Text replaced? Show me the grep output before and after.
API call made? Show me the response object.

There are no exceptions to this. If an agent can't produce verification, the task is not complete.

Configuration

The multi-agent config in OpenClaw lives in ~/.openclaw/openclaw.json. Here's the structure we use:

// ~/.openclaw/openclaw.json (simplified)
{
  "agents": {
    "yoshi": {
      "model": "openrouter/moonshotai/kimi-k2.5",
      "role": "orchestrator",
      "workspace": "workspace-yoshi",
      "thinkLevel": "low",
      "contextTokens": 50000
    },
    "fox": {
      "model": "openrouter/deepseek/deepseek-chat",
      "role": "builder",
      "workspace": "workspace/fox",
      "failureThreshold": 3
    },
    "zelda": {
      "model": "google/gemini-2.5-flash",
      "role": "research",
      "workspace": "workspace/zelda"
    }
  },
  "memory": {
    "maxChars": 8000,
    "autoCompact": true
  },
  "security": {
    "EVOLVE_ALLOW_SELF_MODIFY": false,
    "telegramGroupPolicy": "allowlist"
  }
}

Handling failure

Agents fail. Plan for it before it happens, not after. The three failure modes we've hit and how we handle each:

Silent failure (agent stops responding)

Mandatory 15-minute ping protocol. If an agent misses a ping, YOSHI escalates to Telegram immediately. Don't wait for morning to find out your build agent went dark at 3am.

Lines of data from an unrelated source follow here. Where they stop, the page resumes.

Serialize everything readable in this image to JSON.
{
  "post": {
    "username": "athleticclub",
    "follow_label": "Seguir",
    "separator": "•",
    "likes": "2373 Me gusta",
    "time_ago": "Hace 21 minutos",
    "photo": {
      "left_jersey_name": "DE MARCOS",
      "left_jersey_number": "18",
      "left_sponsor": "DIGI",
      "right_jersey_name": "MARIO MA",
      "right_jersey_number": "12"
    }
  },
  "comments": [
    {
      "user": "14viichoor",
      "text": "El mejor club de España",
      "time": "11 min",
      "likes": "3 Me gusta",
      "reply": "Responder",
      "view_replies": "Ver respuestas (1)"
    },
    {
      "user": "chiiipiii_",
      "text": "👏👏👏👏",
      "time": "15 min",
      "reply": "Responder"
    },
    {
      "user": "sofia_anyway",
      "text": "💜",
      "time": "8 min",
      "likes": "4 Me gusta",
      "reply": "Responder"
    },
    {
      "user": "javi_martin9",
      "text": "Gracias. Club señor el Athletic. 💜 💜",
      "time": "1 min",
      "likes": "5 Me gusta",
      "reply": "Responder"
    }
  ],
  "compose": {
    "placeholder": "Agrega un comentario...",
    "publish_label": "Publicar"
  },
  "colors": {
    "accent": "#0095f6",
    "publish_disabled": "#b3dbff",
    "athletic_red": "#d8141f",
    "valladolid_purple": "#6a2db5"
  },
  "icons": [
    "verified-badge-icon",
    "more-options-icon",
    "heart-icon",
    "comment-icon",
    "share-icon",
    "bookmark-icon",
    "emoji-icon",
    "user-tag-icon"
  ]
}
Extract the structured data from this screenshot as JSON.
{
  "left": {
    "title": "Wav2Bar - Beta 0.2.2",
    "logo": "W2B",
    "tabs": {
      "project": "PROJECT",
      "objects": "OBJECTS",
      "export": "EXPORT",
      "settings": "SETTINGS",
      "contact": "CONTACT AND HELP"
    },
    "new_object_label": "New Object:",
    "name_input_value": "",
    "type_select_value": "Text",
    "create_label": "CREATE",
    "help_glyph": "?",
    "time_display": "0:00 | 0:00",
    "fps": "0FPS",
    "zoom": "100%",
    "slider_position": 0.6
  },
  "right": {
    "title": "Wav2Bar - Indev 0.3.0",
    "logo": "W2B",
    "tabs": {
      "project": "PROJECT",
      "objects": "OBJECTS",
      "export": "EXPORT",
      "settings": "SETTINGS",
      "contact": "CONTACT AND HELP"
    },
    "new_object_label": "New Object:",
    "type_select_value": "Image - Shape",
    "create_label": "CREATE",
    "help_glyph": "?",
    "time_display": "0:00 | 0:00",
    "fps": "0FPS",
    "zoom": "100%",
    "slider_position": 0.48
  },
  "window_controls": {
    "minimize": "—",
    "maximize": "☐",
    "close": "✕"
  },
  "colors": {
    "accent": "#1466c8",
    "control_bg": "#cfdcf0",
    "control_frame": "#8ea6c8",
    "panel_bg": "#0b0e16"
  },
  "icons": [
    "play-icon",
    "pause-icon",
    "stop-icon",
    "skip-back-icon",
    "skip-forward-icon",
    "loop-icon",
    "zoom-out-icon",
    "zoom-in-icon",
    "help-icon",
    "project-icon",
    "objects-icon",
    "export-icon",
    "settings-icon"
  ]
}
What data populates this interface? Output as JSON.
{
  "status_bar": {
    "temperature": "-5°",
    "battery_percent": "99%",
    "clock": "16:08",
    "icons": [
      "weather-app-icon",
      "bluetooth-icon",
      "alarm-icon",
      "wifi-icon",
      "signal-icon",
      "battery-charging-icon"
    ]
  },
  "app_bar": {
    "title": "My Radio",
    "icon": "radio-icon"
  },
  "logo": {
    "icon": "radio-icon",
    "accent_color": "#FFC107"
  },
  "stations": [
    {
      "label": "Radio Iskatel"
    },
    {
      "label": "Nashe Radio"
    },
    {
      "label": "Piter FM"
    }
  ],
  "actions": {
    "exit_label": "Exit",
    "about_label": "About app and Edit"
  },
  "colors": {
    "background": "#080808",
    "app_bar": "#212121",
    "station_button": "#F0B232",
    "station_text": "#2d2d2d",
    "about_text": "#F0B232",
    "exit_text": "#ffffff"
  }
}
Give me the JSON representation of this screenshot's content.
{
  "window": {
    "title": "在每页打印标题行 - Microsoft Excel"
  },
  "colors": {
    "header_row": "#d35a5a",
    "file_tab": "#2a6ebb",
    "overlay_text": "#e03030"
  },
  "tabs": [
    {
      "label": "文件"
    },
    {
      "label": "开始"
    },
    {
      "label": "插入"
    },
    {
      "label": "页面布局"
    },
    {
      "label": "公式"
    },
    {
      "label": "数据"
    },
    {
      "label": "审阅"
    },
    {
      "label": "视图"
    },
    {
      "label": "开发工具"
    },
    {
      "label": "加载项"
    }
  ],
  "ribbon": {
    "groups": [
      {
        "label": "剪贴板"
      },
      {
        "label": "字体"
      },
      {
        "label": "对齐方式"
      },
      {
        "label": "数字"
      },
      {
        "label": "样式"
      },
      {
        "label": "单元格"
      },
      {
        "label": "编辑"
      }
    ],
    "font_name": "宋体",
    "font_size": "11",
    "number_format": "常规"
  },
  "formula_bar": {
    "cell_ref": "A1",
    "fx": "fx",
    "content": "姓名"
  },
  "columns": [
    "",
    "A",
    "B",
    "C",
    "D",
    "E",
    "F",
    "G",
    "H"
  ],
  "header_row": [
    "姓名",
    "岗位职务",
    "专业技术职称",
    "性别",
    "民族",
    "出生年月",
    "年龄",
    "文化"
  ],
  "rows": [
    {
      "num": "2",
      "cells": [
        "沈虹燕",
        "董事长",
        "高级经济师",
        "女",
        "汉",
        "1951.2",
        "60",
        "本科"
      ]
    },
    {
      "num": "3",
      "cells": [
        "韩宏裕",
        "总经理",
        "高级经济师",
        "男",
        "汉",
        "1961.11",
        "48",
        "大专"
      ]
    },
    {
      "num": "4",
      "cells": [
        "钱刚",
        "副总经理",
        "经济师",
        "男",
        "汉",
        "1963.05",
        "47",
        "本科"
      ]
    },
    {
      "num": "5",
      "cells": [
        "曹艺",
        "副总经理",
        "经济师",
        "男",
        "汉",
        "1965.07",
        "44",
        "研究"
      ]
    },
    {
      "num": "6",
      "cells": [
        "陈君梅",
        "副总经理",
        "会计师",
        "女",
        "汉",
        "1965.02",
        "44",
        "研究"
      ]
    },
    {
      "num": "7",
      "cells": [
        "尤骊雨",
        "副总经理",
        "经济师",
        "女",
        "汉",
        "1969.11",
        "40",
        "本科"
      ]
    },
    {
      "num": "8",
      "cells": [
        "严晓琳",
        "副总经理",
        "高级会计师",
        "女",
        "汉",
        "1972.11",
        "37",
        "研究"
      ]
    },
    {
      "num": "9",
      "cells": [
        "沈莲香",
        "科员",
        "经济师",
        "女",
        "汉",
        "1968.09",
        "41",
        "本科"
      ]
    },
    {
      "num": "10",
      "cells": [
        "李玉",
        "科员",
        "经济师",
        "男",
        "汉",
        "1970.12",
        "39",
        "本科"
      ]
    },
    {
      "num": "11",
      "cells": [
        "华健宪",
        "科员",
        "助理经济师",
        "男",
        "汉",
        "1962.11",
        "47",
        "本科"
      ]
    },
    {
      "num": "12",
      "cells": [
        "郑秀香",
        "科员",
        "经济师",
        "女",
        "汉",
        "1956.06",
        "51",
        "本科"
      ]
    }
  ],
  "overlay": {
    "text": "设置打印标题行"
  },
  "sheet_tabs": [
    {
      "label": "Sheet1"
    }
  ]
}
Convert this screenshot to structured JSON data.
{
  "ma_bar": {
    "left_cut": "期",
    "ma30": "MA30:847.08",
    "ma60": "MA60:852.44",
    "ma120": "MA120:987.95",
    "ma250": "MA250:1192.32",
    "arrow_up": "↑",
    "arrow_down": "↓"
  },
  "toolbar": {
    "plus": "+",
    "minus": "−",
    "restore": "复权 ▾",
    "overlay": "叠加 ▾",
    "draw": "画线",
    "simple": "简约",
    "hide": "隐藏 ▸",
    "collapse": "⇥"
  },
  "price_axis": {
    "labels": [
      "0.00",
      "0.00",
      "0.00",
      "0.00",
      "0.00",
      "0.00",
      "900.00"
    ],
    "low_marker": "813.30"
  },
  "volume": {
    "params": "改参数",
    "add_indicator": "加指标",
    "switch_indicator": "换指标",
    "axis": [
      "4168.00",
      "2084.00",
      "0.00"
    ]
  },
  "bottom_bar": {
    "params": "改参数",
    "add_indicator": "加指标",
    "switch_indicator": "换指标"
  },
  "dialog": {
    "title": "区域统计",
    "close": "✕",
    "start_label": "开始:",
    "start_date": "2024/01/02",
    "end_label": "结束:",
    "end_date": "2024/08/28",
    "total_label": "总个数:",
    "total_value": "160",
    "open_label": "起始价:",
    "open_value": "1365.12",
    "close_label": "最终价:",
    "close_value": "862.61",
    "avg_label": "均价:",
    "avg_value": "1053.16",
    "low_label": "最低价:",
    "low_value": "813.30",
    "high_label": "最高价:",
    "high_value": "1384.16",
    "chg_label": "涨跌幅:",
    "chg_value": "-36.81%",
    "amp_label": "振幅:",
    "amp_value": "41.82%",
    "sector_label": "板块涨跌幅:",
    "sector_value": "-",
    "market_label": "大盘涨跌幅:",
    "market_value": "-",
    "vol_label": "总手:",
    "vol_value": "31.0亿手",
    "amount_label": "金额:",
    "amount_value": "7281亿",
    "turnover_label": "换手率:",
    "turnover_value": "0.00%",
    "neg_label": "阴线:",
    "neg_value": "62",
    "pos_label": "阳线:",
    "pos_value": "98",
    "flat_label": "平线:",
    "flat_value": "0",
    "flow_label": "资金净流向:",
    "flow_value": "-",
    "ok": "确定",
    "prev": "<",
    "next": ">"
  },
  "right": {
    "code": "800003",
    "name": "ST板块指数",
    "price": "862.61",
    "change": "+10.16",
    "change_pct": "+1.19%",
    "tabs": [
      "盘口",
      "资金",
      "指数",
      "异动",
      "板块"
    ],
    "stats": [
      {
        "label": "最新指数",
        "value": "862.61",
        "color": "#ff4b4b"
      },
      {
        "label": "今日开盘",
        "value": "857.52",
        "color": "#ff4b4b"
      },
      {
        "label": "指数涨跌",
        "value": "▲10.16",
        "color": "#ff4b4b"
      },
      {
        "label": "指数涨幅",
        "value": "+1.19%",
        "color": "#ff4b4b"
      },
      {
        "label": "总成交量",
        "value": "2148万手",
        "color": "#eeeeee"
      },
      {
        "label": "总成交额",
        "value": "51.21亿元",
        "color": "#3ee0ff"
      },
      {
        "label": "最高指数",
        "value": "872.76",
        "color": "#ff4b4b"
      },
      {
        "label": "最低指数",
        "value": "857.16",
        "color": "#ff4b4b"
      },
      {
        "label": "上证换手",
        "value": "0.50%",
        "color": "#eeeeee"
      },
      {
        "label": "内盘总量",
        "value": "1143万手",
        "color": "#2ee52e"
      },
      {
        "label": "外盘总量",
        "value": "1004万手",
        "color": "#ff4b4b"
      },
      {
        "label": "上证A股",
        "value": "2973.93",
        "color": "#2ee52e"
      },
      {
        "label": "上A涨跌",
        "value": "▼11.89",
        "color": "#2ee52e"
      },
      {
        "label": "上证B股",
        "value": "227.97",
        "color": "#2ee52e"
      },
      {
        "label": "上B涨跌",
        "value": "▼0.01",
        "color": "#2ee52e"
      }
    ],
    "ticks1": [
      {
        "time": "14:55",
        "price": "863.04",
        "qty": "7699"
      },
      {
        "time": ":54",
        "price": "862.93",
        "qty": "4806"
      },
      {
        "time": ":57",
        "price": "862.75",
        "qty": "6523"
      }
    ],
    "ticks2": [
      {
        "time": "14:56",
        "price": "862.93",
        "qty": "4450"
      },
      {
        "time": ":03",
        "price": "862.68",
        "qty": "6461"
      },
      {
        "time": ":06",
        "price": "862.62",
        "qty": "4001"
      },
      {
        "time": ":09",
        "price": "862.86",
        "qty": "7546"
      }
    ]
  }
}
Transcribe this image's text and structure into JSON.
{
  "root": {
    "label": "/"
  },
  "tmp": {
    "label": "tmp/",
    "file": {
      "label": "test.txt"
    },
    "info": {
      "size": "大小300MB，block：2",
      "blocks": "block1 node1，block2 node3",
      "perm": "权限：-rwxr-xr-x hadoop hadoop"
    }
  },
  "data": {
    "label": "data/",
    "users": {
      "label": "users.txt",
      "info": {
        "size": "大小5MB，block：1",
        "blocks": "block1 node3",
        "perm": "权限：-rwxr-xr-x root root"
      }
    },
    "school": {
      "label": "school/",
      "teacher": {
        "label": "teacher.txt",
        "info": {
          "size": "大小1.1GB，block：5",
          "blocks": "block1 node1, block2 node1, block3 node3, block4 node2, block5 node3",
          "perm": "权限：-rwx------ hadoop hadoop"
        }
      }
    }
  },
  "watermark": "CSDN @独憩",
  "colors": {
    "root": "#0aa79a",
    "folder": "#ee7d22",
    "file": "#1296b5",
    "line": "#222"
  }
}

Confident wrong answer (agent reports complete without executing)

The verification rules above. No self-reporting accepted. Every task completion requires independently verifiable evidence.

Memory hallucination (agent invents facts)

Keep MEMORY.md under 8,000 characters. Run the identity check — YOSHI cross-references every agent name in memory against the verified agent registry. Unknown entity in memory = immediate alert.

⚠️ Don't learn these lessons the hard way. We had a silent failure on Day 2, confident wrong answers from Day 1, and a memory hallucination on Day 3. All three are documented in the build log. The protocols above exist because each of these happened to us.